Mit ihrer quelloffenen Gratis-Datenbank wirbelt die schwedische My-SQL AB derzeit die Szene auf. Wie seine Firma trotzdem Geld verdient, warum er Oracle nicht hasst und weshalb in Zukunft alle Software gratis sein wird, darüber gibt Mårten Mickos, CEO von My-SQL, im Interview Auskunft.

Computerworld: Manche Experten behaupten, in 20 Jahren würde niemand mehr Lizenzgebühren zahlen. Wenn das eintrifft: Wie werden Software-Hersteller überleben?

MÅrten Mickos: Die Frage ist nicht, wie die Softwarehersteller künftig überleben werden, sondern: Wie konnten die Kunden in den 80er- und 90er-Jahren überleben, mit all den Ausgaben für überteuerte Programme, die zu allem Übel auch noch voller Bugs waren?

Aber mal ernsthaft: Geld wird künftig durch laufende Vergütungen verdient. Diese bestehen beispielsweise aus Abonnements-Gebühren für Support und Unterhalt.

Sie behaupten, dass Anwender mit ihrer Open-Source-Datenbank bis zu 90 Prozent Kosten sparen können. Wie kommen Sie auf diese Zahl?

Sie sparen in einigen Fällen sogar mehr als 90 Prozent. Die grossen Einsparungen rühren zum einen daher, dass Open-Source-Software (OSS) schlicht und einfach gratis ist. Zum anderen gehen die quelloffenen Programme effizienter mit den Hardware-Ressourcen um. Dadurch müssen weniger Server gekauft werden. Das wiederum spart Platz im Rechenzentrum und macht sich auch auf der Stromrechnung positiv bemerkbar. Darüber hinaus ist OSS einfacher zu bedienen, was sich günstig auf die Personalkosten auswirkt. Zu guter Letzt basieren die quelloffenen Programme auf Standards, die gut dokumentiert sind, was wiederum die Trainingsausgaben minimiert.

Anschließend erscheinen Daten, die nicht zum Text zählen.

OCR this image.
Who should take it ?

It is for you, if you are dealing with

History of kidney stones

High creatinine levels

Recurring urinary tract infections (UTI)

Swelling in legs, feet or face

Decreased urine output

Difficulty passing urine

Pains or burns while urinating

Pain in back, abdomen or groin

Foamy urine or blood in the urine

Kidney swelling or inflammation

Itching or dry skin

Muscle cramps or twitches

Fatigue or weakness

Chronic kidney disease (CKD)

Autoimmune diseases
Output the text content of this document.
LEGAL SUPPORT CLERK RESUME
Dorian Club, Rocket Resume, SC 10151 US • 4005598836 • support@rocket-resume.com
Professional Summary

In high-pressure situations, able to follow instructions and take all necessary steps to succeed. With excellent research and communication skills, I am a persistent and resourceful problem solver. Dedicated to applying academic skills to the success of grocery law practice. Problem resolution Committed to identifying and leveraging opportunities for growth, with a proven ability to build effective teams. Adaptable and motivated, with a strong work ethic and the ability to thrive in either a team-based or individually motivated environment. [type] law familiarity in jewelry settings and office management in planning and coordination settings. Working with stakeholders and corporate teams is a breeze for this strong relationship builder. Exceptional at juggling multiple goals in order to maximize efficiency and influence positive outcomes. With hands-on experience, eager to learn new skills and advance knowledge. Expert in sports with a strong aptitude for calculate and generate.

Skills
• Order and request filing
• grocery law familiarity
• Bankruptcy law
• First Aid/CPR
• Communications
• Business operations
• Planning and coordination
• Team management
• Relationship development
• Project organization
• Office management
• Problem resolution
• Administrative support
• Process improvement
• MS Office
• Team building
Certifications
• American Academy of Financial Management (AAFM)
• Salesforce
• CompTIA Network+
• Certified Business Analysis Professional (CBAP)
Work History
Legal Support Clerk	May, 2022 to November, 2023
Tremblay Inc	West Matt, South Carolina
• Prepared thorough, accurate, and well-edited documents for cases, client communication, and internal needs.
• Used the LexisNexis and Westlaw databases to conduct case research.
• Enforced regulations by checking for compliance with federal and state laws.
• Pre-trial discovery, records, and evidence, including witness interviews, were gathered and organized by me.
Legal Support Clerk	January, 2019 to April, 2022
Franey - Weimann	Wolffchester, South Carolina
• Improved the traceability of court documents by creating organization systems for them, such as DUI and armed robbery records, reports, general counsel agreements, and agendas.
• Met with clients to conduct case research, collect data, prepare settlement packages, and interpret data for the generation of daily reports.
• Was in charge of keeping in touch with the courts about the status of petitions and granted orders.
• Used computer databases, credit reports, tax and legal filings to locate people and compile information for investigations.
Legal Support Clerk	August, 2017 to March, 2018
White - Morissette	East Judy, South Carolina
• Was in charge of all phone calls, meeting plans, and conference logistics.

Sie fahren eine Doppelstrategie. Zum einen veröffentlichen Sie die Datenbank My-SQL unter der GPL (GNU Public Licence), wodurch sie gratis bezogen werden kann. Zum anderen lizenzieren Sie Ihre Datenbank. Wie passt das zusammen?

Unser Geschäftsmodell macht doppelt Sinn: Durch die 100-prozentige Freigabe des Quelltexts ist unsere Datenbank heute weit verbreitet und wird von den Anwendern weiterentwickelt. Das spart uns Entwicklungskosten. Und durch die Popularität müssen wir überdies deutlich weniger ins Marketing investieren.